On Boxing Day 1971, the sporting world turned its attention to German boxer Jürgen Blin, whose unorthodox style had Muhammad Ali on the ropes.
His father was an alcoholic milkman, and his childhood was marked by teasing about his rural origins.
As a teenager, he scraped by as a ship’s boy before a successful apprenticeship as a butcher seemed to be the best life had to offer him.
But then Jürgen Blin from Burg on Fehmarn discovered that he had a talent that would take him even further—to the New York Times, for example.
“The big mismatch was not as one-sided as expected,” wrote about him more than 50 years ago: “Jürgen Blin proved to be an exciting opponent for the former world champion.”

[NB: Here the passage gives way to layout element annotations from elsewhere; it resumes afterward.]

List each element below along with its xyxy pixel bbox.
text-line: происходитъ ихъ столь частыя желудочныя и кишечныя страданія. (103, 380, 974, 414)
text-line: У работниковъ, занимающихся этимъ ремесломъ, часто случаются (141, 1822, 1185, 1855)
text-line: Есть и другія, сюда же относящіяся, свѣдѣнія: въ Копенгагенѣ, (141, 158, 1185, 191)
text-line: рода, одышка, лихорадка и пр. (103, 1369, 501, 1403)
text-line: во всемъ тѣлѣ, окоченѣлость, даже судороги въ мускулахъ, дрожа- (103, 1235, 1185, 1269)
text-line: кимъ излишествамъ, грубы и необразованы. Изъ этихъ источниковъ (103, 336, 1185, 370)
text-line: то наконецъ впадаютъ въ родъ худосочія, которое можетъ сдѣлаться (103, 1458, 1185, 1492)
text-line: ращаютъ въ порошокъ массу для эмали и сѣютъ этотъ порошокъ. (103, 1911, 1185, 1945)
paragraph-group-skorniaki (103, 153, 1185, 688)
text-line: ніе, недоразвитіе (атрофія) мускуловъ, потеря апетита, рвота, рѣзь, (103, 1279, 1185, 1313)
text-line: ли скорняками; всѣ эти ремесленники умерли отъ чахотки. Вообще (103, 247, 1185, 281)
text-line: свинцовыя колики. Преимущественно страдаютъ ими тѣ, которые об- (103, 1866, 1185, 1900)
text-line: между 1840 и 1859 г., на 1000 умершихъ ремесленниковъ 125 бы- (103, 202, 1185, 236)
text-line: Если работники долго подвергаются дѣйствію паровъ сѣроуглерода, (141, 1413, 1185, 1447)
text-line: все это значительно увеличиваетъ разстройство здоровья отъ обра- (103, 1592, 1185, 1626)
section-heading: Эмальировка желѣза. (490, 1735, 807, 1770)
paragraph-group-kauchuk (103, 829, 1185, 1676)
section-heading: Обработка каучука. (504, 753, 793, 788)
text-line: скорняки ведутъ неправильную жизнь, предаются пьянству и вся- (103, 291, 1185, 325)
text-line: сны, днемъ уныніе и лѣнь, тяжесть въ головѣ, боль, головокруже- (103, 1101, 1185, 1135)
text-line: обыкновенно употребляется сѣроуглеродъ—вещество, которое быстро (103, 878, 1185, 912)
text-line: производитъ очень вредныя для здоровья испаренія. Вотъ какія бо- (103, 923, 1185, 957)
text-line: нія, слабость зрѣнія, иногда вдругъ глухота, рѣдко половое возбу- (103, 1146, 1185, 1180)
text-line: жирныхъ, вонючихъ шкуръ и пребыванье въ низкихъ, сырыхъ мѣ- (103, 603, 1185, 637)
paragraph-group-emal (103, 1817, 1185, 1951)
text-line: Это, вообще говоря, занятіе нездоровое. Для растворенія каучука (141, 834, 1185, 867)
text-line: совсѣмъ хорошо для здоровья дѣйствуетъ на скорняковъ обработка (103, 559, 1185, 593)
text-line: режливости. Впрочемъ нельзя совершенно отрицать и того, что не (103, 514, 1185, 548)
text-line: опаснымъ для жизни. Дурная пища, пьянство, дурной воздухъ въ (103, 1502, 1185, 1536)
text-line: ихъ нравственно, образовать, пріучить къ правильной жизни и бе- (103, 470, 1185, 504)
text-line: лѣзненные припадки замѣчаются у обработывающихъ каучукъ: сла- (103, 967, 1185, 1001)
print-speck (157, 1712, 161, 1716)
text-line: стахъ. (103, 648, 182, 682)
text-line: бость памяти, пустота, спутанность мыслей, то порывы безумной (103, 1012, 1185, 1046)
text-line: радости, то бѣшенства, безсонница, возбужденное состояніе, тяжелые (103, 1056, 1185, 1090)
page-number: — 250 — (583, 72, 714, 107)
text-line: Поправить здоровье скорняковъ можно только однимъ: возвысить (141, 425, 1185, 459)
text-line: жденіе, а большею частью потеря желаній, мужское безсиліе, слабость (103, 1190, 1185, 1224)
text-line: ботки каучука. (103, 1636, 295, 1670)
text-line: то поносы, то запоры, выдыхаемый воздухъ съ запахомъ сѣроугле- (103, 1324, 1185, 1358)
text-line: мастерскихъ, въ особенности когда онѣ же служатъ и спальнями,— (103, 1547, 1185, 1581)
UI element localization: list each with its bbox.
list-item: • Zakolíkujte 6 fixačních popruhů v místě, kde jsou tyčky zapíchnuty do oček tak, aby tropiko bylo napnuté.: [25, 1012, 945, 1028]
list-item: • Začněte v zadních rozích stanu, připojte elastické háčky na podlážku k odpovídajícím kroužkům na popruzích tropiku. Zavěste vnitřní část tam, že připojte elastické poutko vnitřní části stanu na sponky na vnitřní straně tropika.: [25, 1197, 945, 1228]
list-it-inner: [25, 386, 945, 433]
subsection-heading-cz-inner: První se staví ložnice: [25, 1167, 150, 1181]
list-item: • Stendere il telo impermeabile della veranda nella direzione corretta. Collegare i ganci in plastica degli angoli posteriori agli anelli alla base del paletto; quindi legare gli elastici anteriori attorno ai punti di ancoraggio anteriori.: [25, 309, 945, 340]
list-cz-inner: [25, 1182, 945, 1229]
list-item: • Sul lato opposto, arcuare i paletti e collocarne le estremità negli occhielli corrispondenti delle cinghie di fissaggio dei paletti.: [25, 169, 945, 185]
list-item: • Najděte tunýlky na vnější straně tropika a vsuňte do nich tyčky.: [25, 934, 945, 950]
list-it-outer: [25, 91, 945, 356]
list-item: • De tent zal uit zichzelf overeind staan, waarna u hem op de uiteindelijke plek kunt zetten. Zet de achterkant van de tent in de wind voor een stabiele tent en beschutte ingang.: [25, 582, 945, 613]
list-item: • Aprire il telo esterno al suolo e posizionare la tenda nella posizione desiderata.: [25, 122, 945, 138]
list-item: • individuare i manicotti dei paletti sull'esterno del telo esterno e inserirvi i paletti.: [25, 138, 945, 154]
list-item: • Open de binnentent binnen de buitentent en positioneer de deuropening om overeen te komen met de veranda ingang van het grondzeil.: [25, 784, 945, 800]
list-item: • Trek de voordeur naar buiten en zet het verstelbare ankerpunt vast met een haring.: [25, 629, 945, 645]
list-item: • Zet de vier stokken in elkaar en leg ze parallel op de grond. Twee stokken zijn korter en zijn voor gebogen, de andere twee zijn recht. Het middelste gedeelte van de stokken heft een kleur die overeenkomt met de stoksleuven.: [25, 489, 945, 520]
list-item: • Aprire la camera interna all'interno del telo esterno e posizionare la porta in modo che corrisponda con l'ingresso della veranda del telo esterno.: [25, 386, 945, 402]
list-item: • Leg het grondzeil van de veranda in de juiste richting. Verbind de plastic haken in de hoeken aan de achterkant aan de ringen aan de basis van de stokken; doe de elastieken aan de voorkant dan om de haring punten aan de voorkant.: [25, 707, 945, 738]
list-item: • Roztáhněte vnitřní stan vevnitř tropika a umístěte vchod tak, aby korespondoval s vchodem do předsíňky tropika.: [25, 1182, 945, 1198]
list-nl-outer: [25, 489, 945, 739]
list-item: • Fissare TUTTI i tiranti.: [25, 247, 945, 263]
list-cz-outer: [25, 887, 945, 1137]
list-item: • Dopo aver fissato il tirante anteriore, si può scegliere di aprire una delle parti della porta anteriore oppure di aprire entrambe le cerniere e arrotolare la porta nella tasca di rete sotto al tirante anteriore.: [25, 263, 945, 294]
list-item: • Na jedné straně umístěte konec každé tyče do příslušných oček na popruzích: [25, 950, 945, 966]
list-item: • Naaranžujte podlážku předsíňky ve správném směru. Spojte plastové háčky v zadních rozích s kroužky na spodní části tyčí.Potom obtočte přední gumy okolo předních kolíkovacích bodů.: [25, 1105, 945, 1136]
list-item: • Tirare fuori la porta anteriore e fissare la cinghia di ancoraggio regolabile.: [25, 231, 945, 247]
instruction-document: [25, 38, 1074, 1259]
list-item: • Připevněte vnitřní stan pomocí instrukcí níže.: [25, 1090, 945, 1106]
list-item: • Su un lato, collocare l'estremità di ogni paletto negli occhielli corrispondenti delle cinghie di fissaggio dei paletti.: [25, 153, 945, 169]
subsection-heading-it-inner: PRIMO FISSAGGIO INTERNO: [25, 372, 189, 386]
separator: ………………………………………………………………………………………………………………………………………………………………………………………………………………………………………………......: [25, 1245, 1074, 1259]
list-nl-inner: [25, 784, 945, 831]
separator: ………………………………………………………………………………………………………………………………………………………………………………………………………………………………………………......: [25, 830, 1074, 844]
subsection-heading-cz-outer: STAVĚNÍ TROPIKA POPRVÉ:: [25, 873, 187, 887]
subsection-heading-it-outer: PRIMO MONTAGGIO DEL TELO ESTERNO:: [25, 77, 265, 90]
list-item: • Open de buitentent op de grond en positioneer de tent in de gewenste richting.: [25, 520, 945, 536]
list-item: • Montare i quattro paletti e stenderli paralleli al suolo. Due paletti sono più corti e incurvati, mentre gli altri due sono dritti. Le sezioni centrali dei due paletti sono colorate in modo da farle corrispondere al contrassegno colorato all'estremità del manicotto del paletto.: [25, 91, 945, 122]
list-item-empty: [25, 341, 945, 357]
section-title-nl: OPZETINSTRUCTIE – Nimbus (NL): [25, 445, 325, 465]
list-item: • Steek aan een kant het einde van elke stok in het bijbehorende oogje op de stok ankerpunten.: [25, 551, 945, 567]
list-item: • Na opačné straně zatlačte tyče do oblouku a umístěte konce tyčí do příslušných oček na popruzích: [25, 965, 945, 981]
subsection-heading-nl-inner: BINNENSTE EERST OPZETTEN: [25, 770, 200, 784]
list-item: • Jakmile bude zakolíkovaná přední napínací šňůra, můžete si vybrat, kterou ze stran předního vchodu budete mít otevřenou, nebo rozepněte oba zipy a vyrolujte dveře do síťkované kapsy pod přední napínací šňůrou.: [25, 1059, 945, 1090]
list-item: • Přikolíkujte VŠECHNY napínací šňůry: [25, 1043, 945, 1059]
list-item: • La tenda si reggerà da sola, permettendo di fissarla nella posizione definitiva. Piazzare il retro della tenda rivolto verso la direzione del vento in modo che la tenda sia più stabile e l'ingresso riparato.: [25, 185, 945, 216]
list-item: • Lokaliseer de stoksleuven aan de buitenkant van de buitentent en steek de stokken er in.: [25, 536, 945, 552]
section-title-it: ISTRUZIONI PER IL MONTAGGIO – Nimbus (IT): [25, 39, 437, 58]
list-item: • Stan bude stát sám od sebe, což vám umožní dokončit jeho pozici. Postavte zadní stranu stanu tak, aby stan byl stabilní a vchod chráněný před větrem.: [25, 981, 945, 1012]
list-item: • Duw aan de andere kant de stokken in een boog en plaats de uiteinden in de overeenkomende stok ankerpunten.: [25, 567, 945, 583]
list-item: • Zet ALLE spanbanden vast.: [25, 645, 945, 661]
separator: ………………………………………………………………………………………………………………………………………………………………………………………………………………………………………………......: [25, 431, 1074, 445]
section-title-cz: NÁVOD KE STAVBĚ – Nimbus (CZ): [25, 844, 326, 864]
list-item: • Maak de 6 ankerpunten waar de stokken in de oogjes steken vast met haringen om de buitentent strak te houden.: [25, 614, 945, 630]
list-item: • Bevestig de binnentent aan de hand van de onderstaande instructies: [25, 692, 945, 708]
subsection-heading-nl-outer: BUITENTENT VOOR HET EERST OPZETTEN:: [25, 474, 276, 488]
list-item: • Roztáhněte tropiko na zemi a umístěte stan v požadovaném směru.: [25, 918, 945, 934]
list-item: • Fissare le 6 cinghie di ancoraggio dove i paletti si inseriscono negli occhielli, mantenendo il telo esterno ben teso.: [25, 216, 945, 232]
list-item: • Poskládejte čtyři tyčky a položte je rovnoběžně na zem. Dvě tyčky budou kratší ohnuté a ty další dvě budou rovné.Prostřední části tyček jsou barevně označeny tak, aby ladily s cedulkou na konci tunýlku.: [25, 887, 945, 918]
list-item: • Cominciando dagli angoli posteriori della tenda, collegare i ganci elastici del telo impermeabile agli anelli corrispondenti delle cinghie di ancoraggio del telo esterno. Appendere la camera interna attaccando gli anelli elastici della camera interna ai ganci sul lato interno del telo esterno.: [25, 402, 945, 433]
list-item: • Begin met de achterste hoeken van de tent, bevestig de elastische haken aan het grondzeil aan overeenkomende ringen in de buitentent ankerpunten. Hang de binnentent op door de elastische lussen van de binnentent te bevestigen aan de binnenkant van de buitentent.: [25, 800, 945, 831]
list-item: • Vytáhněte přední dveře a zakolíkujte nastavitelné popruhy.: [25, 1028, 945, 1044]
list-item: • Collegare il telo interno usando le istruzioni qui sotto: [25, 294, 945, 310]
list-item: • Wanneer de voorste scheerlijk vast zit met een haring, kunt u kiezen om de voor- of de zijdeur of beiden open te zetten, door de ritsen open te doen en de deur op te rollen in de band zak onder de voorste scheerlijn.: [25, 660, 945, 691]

Muhammad Ali was the former world champion in question: on Boxing Day 1971, Blin fought the fight of his life against him. It was a fight that created a regional legend from which Blin benefited until the end of his professional career.
Muhammad Ali praised Blin’s determination
For Ali, his third fight against a German opponent – after Willi Besmanoff in 1961 and Karl Mildenberger in 1966 – was a warm-up fight, part of his long journey between the lost “Fight of the Century” against Joe Frazier in March 1971 and his second world championship victory in the “Rumble in the Jungle” against George Foreman in 1974.
For Blin, the Christmas fight at Zurich’s Hallenstadion came about because two other potential Ali opponents had dropped out. He was not considered an opponent on equal footing, having already lost nine of his 42 professional fights.
But Blin was determined to give it his all – and went further than anyone expected: For several rounds, he surprised Ali with unorthodox tactics, fearlessly throwing himself into his left lead hand and trying to throw the ring legend off balance with counterpunches. It took Ali a long time to get the upper hand over his supposed easy opponent – and finally knock him out in the seventh round.
Afterwards, he praised his limited but energetic opponent: “He didn’t have the skill, but he had the will, and sometimes the will can defeat the skill.”
Jürgen Blin successfully ran a snack bar and pub
It wasn’t enough for Blin to defeat “the skill,” but it was enough for a performance that earned him respect and financial benefits for the rest of his life.
Blin, father of Knut Blin, who died prematurely in 2004, later earned his living as a snack bar and pub owner, and his own story was the biggest attraction in his establishments. “I earned around a million from boxing, but I didn’t do too badly with the pubs either,” he once told Die Welt.
The fame was a kind of poetic justice for a career obstacle through no fault of his own: Blin was never really a true heavyweight and would be classified as a cruiserweight today – but that weight class did not exist in his day.